А зрение было для нее важно, если она собиралась закончить работу над кружевным покрывалом. Прошло то время, когда можно было что-то игнорировать и делать вид, будто ничего нет. Элейн пришлось предпринимать какие-то действия. Ни один из мужчин-домочадцев не проявил интереса к состоянию ее здоровья после того, как Кейт упомянул запах ацетона. Ее удивило бы, если бы случилось обратное.

Несмотря на большое количество пива, Элейн теряла в весе – у нее не было аппетита.

– Кажется, я снова могу носить кольцо, – сказала она Джимми, когда они однажды вечером смотрели «Алло, алло». – Взгляни на мой палец.

Но Джимми не взглянул. Он отмахнулся от руки, которую та выставила перед ним, с сухой, чешуйчатой кожей, и выглядела так, будто ее сунули в пакет с мукой. Потом наклонился в противоположную сторону, уставился в телевизор и громко заржал.
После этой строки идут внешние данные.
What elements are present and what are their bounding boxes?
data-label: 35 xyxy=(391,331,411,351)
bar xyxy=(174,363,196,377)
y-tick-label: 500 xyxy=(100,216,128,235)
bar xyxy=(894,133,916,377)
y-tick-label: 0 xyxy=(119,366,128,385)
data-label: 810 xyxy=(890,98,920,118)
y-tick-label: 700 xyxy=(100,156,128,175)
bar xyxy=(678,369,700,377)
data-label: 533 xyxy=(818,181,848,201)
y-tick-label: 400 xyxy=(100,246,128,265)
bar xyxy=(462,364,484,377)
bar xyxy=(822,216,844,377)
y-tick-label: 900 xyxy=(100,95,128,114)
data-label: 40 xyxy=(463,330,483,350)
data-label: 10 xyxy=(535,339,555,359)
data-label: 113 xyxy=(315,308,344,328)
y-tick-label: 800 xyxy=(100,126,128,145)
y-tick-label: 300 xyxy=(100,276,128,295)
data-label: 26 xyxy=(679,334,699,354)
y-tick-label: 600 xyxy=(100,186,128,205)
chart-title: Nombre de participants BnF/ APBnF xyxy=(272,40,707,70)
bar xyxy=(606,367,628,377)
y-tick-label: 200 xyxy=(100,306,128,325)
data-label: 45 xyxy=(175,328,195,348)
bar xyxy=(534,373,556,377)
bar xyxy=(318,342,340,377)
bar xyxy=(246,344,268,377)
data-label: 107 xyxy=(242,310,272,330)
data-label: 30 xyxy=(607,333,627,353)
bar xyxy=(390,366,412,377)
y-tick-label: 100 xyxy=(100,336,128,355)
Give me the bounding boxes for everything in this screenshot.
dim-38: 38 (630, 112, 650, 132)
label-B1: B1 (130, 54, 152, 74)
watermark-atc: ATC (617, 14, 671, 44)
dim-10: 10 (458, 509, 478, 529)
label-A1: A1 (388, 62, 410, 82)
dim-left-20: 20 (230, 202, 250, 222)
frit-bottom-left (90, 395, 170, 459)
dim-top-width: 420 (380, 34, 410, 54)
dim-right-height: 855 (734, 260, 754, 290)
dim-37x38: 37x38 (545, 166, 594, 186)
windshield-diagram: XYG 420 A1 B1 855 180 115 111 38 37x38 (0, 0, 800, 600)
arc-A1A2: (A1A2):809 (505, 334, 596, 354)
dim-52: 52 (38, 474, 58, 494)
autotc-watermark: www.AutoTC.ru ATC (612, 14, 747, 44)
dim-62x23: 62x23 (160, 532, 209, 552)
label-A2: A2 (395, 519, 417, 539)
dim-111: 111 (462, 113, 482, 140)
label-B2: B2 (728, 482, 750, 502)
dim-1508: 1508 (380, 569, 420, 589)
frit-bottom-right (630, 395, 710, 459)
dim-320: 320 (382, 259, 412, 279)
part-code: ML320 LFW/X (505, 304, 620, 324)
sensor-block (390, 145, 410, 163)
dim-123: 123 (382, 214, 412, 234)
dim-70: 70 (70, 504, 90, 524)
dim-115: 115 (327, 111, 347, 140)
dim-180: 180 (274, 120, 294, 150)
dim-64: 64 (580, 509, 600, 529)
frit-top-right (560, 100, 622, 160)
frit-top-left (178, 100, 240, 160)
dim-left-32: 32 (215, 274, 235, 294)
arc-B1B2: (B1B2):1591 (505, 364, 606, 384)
Одетая в красно-серую вязанную крючком юбку, в джемпер с вязанным крючком капюшоном и в желтую вязаную фуражку, Элейн вышла из дома, чтобы успеть на автобус до матери. По дороге, идя мимо приемной врача, недавно переименованной в медицинский центр, она на табличке прочитала, в какие часы открыт прием пациентов и как записаться на прием. Однако пошла дальше. Элейн все еще помнила, хотя прошло девятнадцать лет, какой поднялся шум, когда выяснилось, что она не обращалась за медицинской помощью до и во время рождения Тедди, как и того высокомерного врача и акушерку с поджатыми губами. И представила, что с ней сделают, если она зайдет к ним. Ее знания были почерпнуты из телевизора. Элейн представила анализы, ворчание, унижение, требование бросить курить.

На остановке она прикурила сигарету. Женщина, тоже ожидавшая автобус, рукой отогнала от себя дым, и Элейн отвела душу, вывалив на женщину целую кучу оскорблений. Когда она добралась до матери, то чувствовала себя страшно усталой, в том числе и потому, что, пока ехала, ей пришлось дважды искать общественный туалет из-за слишком частого мочеиспускания.